Per dare alla luce questo album collaborativo fra due pesi massimi della ricerca sonora nostrana, si è costituita una vera e propria coalizione di etichette discografiche. Ben quattro fra le più importanti realtà attive nella diffusione della ricerca sonora dalle nostre parti, a metterci firma e impegno: la rinomata e storica FinalMuzik di Gianfranco Santoro, l'italo-svizzera Old Bicycle di Vasco Viviani, la Oak Editions di Francesco Giannico e la Grey Sparke dello stesso Matteo Uggeri. Quattro marchi che sottendono altrettanti universi sonori: rispettivamente l'industrial più esoterico e colto, la sperimentazione dal (post)-rock all'elettronica, la sound art ambientale/paesaggistica e una forma più concreta e illustrativa di ricerca sonora.
Una task force cui prima ragione di vista è sicuramente la possibilità di co-produrre il lavoro di due artisti dalla caratura elevatissima. Da un lato nientemeno che Cristiano Deison, uno dei pionieri della abstract composition a livello internazionale. Dall'altro Matteo Uggeri, uno dei più eclettici protagonisti dell'underground nostrano, il cui curriculum spazia dall'industrial duro e puro (le esperienze con Norm, European Cementery, Meerkat ecc.) al noise estremo (il temibile progetto Der Einzige) e studiato (Normality/Edge), fino ad arrivare all'esperienza più squisitamente organica di Hue, al “post-rock” isolazionista degli Sparkle In Grey e all'ambiance illustrativa dei dischi a proprio nome.
Proprio quest'ultimo è l'universo sonoro in cui si colloca anche “In The Other House”, disco che giunge al culmine di un percorso “condiviso a distanza” dai due artisti, che ha portato entrambi ad avvicinarsi sempre più all'esplorazione del concreto e del materiale. Le sei immersioni del disco raccontano l'esperienza dei due in una non-specificata casa infestata da presenze oscure, che non si palesano mai, ma la cui vicinanza è facilmente percepibile attraverso la variazione del proprio stato d'animo. Leggendo il racconto posto all'interno della copertina, è facile intendere come alla fine esse siano niente altro che il riflesso dei propri fantasmi interiori (paure, insicurezze, incertezze) che trovano nell'ambiente lugubre della vecchia dimora un luogo perfetto per palesarsi.

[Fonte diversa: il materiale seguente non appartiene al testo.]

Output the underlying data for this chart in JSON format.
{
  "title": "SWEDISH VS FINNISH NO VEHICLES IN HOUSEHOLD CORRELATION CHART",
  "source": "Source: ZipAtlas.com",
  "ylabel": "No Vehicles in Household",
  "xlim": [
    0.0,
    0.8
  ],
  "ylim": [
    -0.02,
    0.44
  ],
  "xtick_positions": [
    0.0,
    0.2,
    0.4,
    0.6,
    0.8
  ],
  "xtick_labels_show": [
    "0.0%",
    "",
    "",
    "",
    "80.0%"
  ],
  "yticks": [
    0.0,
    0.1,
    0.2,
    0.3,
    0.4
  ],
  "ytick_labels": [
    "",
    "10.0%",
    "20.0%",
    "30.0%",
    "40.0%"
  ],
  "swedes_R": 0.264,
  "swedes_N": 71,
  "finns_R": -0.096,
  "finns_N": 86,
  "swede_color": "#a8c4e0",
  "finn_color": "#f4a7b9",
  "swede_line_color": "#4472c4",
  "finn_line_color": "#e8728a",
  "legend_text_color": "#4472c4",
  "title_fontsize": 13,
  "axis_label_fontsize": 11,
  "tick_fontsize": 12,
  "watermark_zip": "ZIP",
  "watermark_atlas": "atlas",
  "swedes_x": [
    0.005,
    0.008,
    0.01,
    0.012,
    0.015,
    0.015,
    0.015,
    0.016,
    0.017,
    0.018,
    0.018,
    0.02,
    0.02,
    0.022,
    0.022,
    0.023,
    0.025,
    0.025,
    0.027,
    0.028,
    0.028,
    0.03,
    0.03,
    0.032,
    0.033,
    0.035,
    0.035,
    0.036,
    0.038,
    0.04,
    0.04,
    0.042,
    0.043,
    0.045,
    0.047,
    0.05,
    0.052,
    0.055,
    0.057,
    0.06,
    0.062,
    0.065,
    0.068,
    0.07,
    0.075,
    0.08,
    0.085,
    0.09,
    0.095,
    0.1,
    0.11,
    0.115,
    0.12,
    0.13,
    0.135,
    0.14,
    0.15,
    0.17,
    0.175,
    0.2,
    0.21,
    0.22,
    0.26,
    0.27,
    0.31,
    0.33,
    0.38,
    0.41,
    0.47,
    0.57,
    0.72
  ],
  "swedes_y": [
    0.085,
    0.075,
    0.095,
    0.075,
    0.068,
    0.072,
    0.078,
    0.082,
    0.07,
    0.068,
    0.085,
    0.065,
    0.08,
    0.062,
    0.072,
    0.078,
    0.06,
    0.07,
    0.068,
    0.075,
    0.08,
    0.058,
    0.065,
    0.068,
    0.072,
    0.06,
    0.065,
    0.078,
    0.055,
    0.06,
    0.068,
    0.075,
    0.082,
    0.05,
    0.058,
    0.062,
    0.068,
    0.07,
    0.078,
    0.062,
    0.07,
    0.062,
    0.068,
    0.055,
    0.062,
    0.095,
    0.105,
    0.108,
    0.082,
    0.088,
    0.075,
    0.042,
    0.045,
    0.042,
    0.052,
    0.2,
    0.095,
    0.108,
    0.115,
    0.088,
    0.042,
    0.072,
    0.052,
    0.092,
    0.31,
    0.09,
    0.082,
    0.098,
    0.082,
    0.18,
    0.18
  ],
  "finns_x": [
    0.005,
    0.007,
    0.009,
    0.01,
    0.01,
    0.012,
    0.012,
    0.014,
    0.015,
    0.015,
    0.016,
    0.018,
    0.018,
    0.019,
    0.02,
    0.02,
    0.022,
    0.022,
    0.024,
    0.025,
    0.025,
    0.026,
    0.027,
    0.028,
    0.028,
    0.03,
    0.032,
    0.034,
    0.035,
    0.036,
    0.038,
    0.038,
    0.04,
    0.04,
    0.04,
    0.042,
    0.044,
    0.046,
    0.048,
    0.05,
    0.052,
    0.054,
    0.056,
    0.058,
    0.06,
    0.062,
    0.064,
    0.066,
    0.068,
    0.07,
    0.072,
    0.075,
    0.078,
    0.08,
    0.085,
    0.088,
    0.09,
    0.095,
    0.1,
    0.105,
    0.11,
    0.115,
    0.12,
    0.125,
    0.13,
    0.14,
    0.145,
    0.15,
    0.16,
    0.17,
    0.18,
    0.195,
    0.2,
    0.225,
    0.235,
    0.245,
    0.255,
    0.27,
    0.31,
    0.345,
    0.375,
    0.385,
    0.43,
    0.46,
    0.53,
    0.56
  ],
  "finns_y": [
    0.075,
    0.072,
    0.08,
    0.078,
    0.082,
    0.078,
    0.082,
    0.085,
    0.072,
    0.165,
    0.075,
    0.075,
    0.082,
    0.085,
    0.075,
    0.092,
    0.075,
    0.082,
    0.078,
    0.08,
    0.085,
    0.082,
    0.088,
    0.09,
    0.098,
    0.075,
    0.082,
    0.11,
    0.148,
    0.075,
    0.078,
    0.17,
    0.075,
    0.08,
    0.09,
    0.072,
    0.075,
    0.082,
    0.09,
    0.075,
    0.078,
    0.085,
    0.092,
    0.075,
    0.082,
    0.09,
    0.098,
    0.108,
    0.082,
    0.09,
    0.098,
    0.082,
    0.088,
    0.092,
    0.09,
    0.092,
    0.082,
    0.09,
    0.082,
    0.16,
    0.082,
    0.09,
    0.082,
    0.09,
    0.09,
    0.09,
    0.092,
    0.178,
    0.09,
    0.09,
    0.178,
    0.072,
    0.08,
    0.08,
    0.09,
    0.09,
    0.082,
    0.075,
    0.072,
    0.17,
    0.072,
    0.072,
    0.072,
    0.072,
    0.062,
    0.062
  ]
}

La partenza di “Fessure (Attic And Stairs)”, fra vaghi arpeggi di chitarra e sinistri rumori di fondo, immerge in un'oscurità che presto si traduce in inquietudine interiore, grazie all'intervento del violino. La successiva “So Detached (Dining Room & Terrace)” converte l'impressione in sostanza, fra richiami sinistri ed eco di rumori, prima che in “Micro Drama (Kitchen)” timore e mistero si alternino in forma di field recordings industriali e droni.
Il terrore nella sua forma più brada non è mai evocato, nemmeno nella morsa stridente di “Stasis (Bathroom)” o nella paralisi emotiva di “Worried Stagnation (Bedroom)”: le mutazioni metalliche e le colate di liquidi da un lato, i sussurri oscuri nel vuoto dall'altro non fanno che portare l'inquietudine all'epos, senza però mai superarla.
E dopo un paio di ascolti attenti è come se si riuscisse nell'impresa di familiarizzare quest'ambiente impervio, (ri)scoprendone la sua origine interiore, (ri)conoscendolo come parte di sé ben più che del luogo evocato. Solo in questo stadio avanzato di fruizione riesce ad acquisire un senso compiuto il finale quasi ironico di “Prelude, Largo (Stairs And Cellar)”, una sorta di composizione concréte tascabile in cui il timore coltivato lungo tutto l'arco del lavoro si infrange contro un muro di consapevolezza, come se il mistero cullato per tutti e cinque i brani precedenti, effettivamente, non fosse che un'impressione. Una prova magistrale di capacità illustrativa e descrittiva per due artisti che hanno fatto del loro gergo sonoro un autentico linguaggio narrativo.